In early June, math teachers from several East Alabama school districts gathered at the AMSTI-AU site in Opelika for a Professional Mathematics Learning Communities project. Dr. Marilyn Strutchens, McFraley Professor in the Department of Curriculum and Teaching in Auburn’s College of Education, and Elizabeth Hickman, the AMSTI-AU director, were co-directors of the project and served as presenters during the summer academy. Other presenters included Dr. W. Gary Martin, Leischuck Endowed Professor, and Megan Burton, Assistant Professor (both from the Department of Curriculum and Teaching); Pamela Norris, Assistant Director of AMSTI-AU, and Lisa Ross, Project Manager (TEAM-Math). Presenters from Auburn’s College of Science and Mathematics included Professor Ulrich Albrecht, Steven Stuckwisch, Assistant Professor Emeritus, Narendra Govil, Alumni Professor, and Huajun Huang, Associate Professor.
Transforming East Alabama Mathematics (TEAM-Math) is a National Science Foundation-funded Math and Science Partnership between Auburn University, Tuskegee University, and 14 school districts in East Alabama. TEAM-Math provides professional development for K–12 mathematics teachers. The Alabama Math, Science, and Technology Initiative, commonly referred to as AMSTI, is the Alabama Department of Education’s initiative to improve math and science education across the state.
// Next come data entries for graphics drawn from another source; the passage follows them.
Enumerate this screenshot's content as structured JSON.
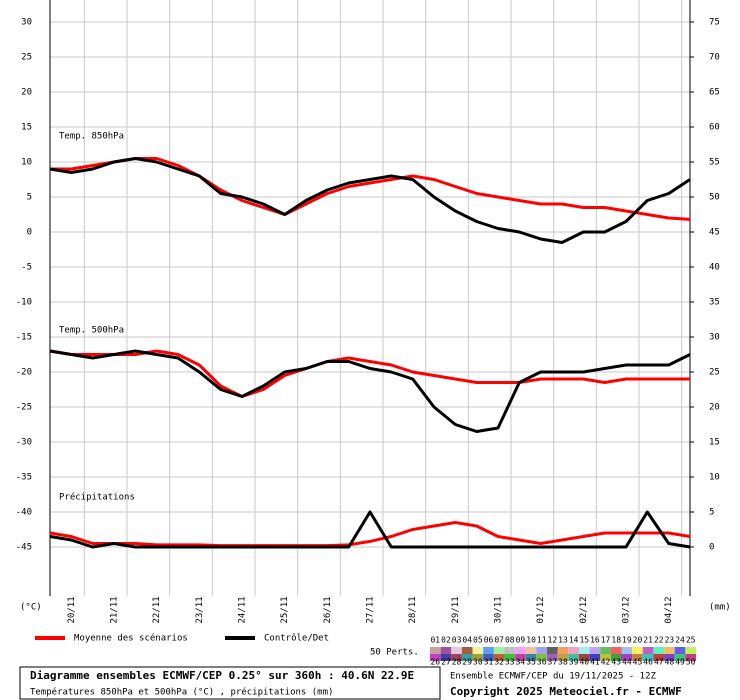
{
  "chart_data": {
    "type": "line",
    "title": "Diagramme ensembles ECMWF/CEP 0.25° sur 360h : 40.6N 22.9E",
    "subtitle": "Températures 850hPa et 500hPa (°C) , précipitations (mm)",
    "run_label": "Ensemble ECMWF/CEP du 19/11/2025 - 12Z",
    "copyright": "Copyright 2025 Meteociel.fr - ECMWF",
    "y_unit": "(°C)",
    "y2_unit": "(mm)",
    "panel_labels": [
      "Temp. 850hPa",
      "Temp. 500hPa",
      "Précipitations"
    ],
    "categories": [
      null,
      "20/11",
      null,
      "21/11",
      null,
      "22/11",
      null,
      "23/11",
      null,
      "24/11",
      null,
      "25/11",
      null,
      "26/11",
      null,
      "27/11",
      null,
      "28/11",
      null,
      "29/11",
      null,
      "30/11",
      null,
      "01/12",
      null,
      "02/12",
      null,
      "03/12",
      null,
      "04/12",
      null
    ],
    "ylim": [
      -52,
      33
    ],
    "yticks": [
      30,
      25,
      20,
      15,
      10,
      5,
      0,
      -5,
      -10,
      -15,
      -20,
      -25,
      -30,
      -35,
      -40,
      -45
    ],
    "y2lim": [
      -7,
      78
    ],
    "y2ticks": [
      75,
      70,
      65,
      60,
      55,
      50,
      45,
      40,
      35,
      30,
      25,
      20,
      15,
      10,
      5,
      0
    ],
    "grid": true,
    "legend": [
      {
        "name": "Moyenne des scénarios",
        "color": "#ff0000"
      },
      {
        "name": "Contrôle/Det",
        "color": "#000000"
      }
    ],
    "series": [
      {
        "color": "#ff0000",
        "values": [
          9,
          9,
          9.5,
          10,
          10.5,
          10.5,
          9.5,
          8,
          6,
          4.5,
          3.5,
          2.5,
          4,
          5.5,
          6.5,
          7,
          7.5,
          8,
          7.5,
          6.5,
          5.5,
          5,
          4.5,
          4,
          4,
          3.5,
          3.5,
          3,
          2.5,
          2,
          1.8
        ]
      },
      {
        "color": "#000000",
        "values": [
          9,
          8.5,
          9,
          10,
          10.5,
          10,
          9,
          8,
          5.5,
          5,
          4,
          2.5,
          4.5,
          6,
          7,
          7.5,
          8,
          7.5,
          5,
          3,
          1.5,
          0.5,
          0,
          -1,
          -1.5,
          0,
          0,
          1.5,
          4.5,
          5.5,
          7.5
        ]
      },
      {
        "color": "#ff0000",
        "values": [
          -17,
          -17.5,
          -17.5,
          -17.5,
          -17.5,
          -17,
          -17.5,
          -19,
          -22,
          -23.5,
          -22.5,
          -20.5,
          -19.5,
          -18.5,
          -18,
          -18.5,
          -19,
          -20,
          -20.5,
          -21,
          -21.5,
          -21.5,
          -21.5,
          -21,
          -21,
          -21,
          -21.5,
          -21,
          -21,
          -21,
          -21
        ]
      },
      {
        "color": "#000000",
        "values": [
          -17,
          -17.5,
          -18,
          -17.5,
          -17,
          -17.5,
          -18,
          -20,
          -22.5,
          -23.5,
          -22,
          -20,
          -19.5,
          -18.5,
          -18.5,
          -19.5,
          -20,
          -21,
          -25,
          -27.5,
          -28.5,
          -28,
          -21.5,
          -20,
          -20,
          -20,
          -19.5,
          -19,
          -19,
          -19,
          -17.5
        ]
      },
      {
        "color": "#ff0000",
        "axis": "y2",
        "values": [
          2,
          1.5,
          0.5,
          0.5,
          0.5,
          0.3,
          0.3,
          0.3,
          0.2,
          0.2,
          0.2,
          0.2,
          0.2,
          0.2,
          0.3,
          0.8,
          1.5,
          2.5,
          3,
          3.5,
          3,
          1.5,
          1,
          0.5,
          1,
          1.5,
          2,
          2,
          2,
          2,
          1.5
        ]
      },
      {
        "color": "#000000",
        "axis": "y2",
        "values": [
          1.5,
          1,
          0,
          0.5,
          0,
          0,
          0,
          0,
          0,
          0,
          0,
          0,
          0,
          0,
          0,
          5,
          0,
          0,
          0,
          0,
          0,
          0,
          0,
          0,
          0,
          0,
          0,
          0,
          5,
          0.5,
          0
        ]
      }
    ],
    "perturbations_label": "50 Perts.",
    "perturbations": [
      {
        "name": "01",
        "color": "#c8a0a0"
      },
      {
        "name": "02",
        "color": "#a050a0"
      },
      {
        "name": "03",
        "color": "#e0c8e0"
      },
      {
        "name": "04",
        "color": "#a06040"
      },
      {
        "name": "05",
        "color": "#f0f0a0"
      },
      {
        "name": "06",
        "color": "#60a0f0"
      },
      {
        "name": "07",
        "color": "#a0f0a0"
      },
      {
        "name": "08",
        "color": "#c0c0c0"
      },
      {
        "name": "09",
        "color": "#f0a0f0"
      },
      {
        "name": "10",
        "color": "#f0c0a0"
      },
      {
        "name": "11",
        "color": "#a0a0f0"
      },
      {
        "name": "12",
        "color": "#606060"
      },
      {
        "name": "13",
        "color": "#f0a060"
      },
      {
        "name": "14",
        "color": "#f0a0c0"
      },
      {
        "name": "15",
        "color": "#a0f0f0"
      },
      {
        "name": "16",
        "color": "#c0a0f0"
      },
      {
        "name": "17",
        "color": "#60c060"
      },
      {
        "name": "18",
        "color": "#f06060"
      },
      {
        "name": "19",
        "color": "#a0c0f0"
      },
      {
        "name": "20",
        "color": "#f0f060"
      },
      {
        "name": "21",
        "color": "#c060c0"
      },
      {
        "name": "22",
        "color": "#60f0c0"
      },
      {
        "name": "23",
        "color": "#f0c060"
      },
      {
        "name": "24",
        "color": "#6060f0"
      },
      {
        "name": "25",
        "color": "#c0f060"
      },
      {
        "name": "26",
        "color": "#c040c0"
      },
      {
        "name": "27",
        "color": "#4040a0"
      },
      {
        "name": "28",
        "color": "#a04060"
      },
      {
        "name": "29",
        "color": "#40a0a0"
      },
      {
        "name": "30",
        "color": "#a0a040"
      },
      {
        "name": "31",
        "color": "#4060c0"
      },
      {
        "name": "32",
        "color": "#c06040"
      },
      {
        "name": "33",
        "color": "#40c040"
      },
      {
        "name": "34",
        "color": "#c040a0"
      },
      {
        "name": "35",
        "color": "#4080a0"
      },
      {
        "name": "36",
        "color": "#80c040"
      },
      {
        "name": "37",
        "color": "#a060c0"
      },
      {
        "name": "38",
        "color": "#c0a040"
      },
      {
        "name": "39",
        "color": "#40c0a0"
      },
      {
        "name": "40",
        "color": "#a04040"
      },
      {
        "name": "41",
        "color": "#4040c0"
      },
      {
        "name": "42",
        "color": "#c0c040"
      },
      {
        "name": "43",
        "color": "#40a040"
      },
      {
        "name": "44",
        "color": "#a040c0"
      },
      {
        "name": "45",
        "color": "#c08040"
      },
      {
        "name": "46",
        "color": "#40c0c0"
      },
      {
        "name": "47",
        "color": "#c04040"
      },
      {
        "name": "48",
        "color": "#8040c0"
      },
      {
        "name": "49",
        "color": "#40c080"
      },
      {
        "name": "50",
        "color": "#c04080"
      }
    ]
  }
}
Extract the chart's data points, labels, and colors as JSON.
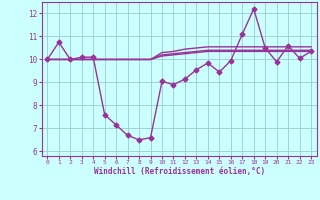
{
  "x": [
    0,
    1,
    2,
    3,
    4,
    5,
    6,
    7,
    8,
    9,
    10,
    11,
    12,
    13,
    14,
    15,
    16,
    17,
    18,
    19,
    20,
    21,
    22,
    23
  ],
  "main_line": [
    10.0,
    10.75,
    10.0,
    10.1,
    10.1,
    7.6,
    7.15,
    6.7,
    6.5,
    6.6,
    9.05,
    8.9,
    9.15,
    9.55,
    9.85,
    9.45,
    9.95,
    11.1,
    12.2,
    10.5,
    9.9,
    10.6,
    10.05,
    10.35
  ],
  "flat_line1": [
    10.0,
    10.0,
    10.0,
    10.0,
    10.0,
    10.0,
    10.0,
    10.0,
    10.0,
    10.0,
    10.2,
    10.25,
    10.3,
    10.35,
    10.4,
    10.4,
    10.4,
    10.4,
    10.4,
    10.4,
    10.4,
    10.4,
    10.4,
    10.4
  ],
  "flat_line2": [
    10.0,
    10.0,
    10.0,
    10.0,
    10.0,
    10.0,
    10.0,
    10.0,
    10.0,
    10.0,
    10.3,
    10.35,
    10.45,
    10.5,
    10.55,
    10.55,
    10.55,
    10.55,
    10.55,
    10.55,
    10.55,
    10.55,
    10.55,
    10.55
  ],
  "flat_line3": [
    10.0,
    10.0,
    10.0,
    10.0,
    10.0,
    10.0,
    10.0,
    10.0,
    10.0,
    10.0,
    10.15,
    10.2,
    10.25,
    10.3,
    10.35,
    10.35,
    10.35,
    10.35,
    10.35,
    10.35,
    10.35,
    10.35,
    10.35,
    10.35
  ],
  "ylim": [
    5.8,
    12.5
  ],
  "yticks": [
    6,
    7,
    8,
    9,
    10,
    11,
    12
  ],
  "xtick_labels": [
    "0",
    "1",
    "2",
    "3",
    "4",
    "5",
    "6",
    "7",
    "8",
    "9",
    "10",
    "11",
    "12",
    "13",
    "14",
    "15",
    "16",
    "17",
    "18",
    "19",
    "20",
    "21",
    "22",
    "23"
  ],
  "xlabel": "Windchill (Refroidissement éolien,°C)",
  "line_color": "#993399",
  "bg_color": "#ccffff",
  "grid_color": "#99cccc",
  "marker": "D",
  "marker_size": 2.5,
  "line_width": 1.0
}
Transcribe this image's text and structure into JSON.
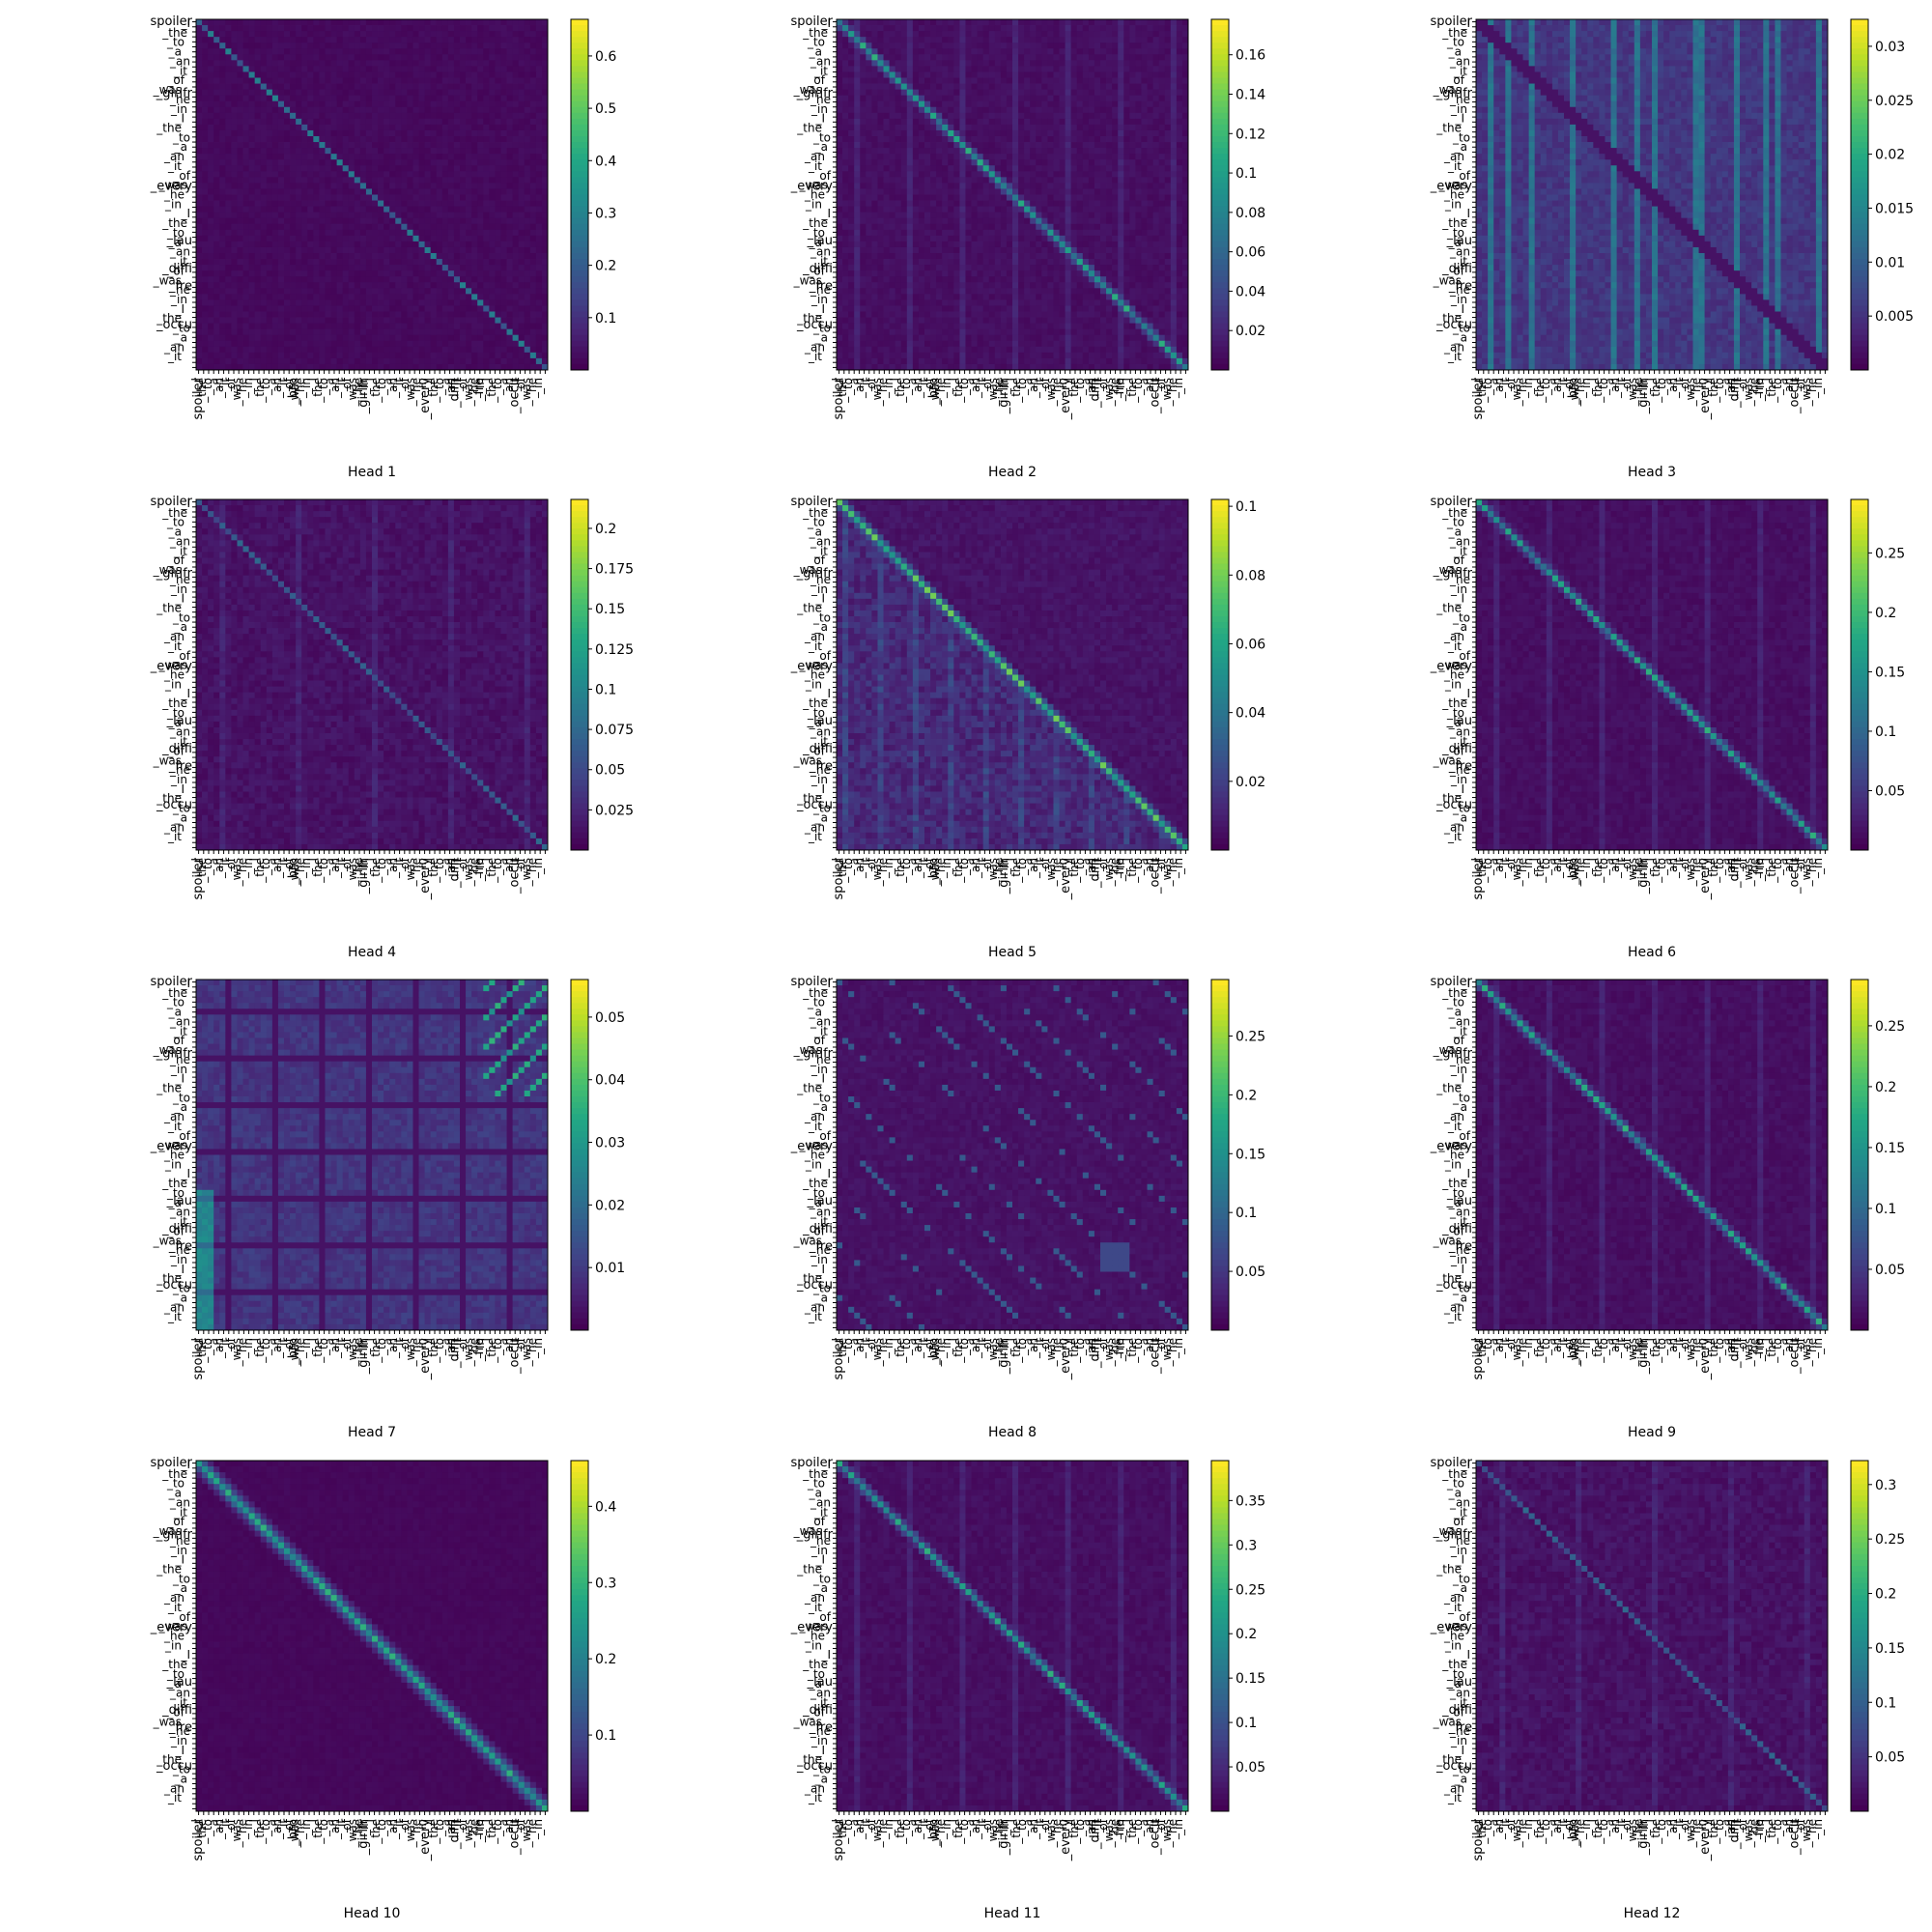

AMSTI is considered by many to be the largest, most comprehensive and most successful math and science initiative in the nation. TEAM-Math and AMSTI joined forces to develop and present the project.
The project’s aim was to establish professional learning communities and provide collaborative and sustained professional development for teachers in targeted K-12 schools. The immediate focus of the professional development was the Alabama College and Career Ready Standards (ACCRS), especially the Standards of Mathematical Practice.
The project had multiple goals, including: 1) to establish a triad leadership team of mathematics educators, mathematicians, and AMSTI specialists to provide professional development for facilitating Professional Learning Communities (PLCs), monitoring school and across-district PLC development, and helping the school systems move toward sustaining the PLCs; 2) to provide professional development for administrators to help them become knowledgeable of issues related to mathematics instruction and versed in the dimensions related to successful PLCs; 3) to provide grade level leaders with professional development related to the ACCRS-M, facilitating PLCs, and student data analysis; 4) to provide teachers with professional development related to the ACCRS-M, participating in PLCs, and pedagogical analysis; and 5) to improve student outcomes through the work of the PLCs.
“We have been doing some form of this outreach and professional development for the past ten years,” Strutchens said. “It started with a grant from the National Science Foundation in 2003 and has been funded by multiple other grants since that time. Part of the grant funds go toward a small stipend to offset travel costs for many of the teachers who are taking part in the workshop, though some of these professionals are here at their own expense.”
Strutchens described these school partners as “super engaged and highly motivated.” In addition to exploring teaching methodologies and formative assessments, the teachers engaged in open discussions of the various ways students learn and how best to reach students. Teachers talked about using cooperative groups, allowing students to engage in productive struggle, and helping students develop both critical reasoning skills and mathematical fluency.
“We cannot judge students by how they learn or the way they think,” Strutchens told the teachers. “There are many ways to help students reach the goals that we have set for them. We must know our students well and provide them with opportunities to learn mathematics meaningfully.”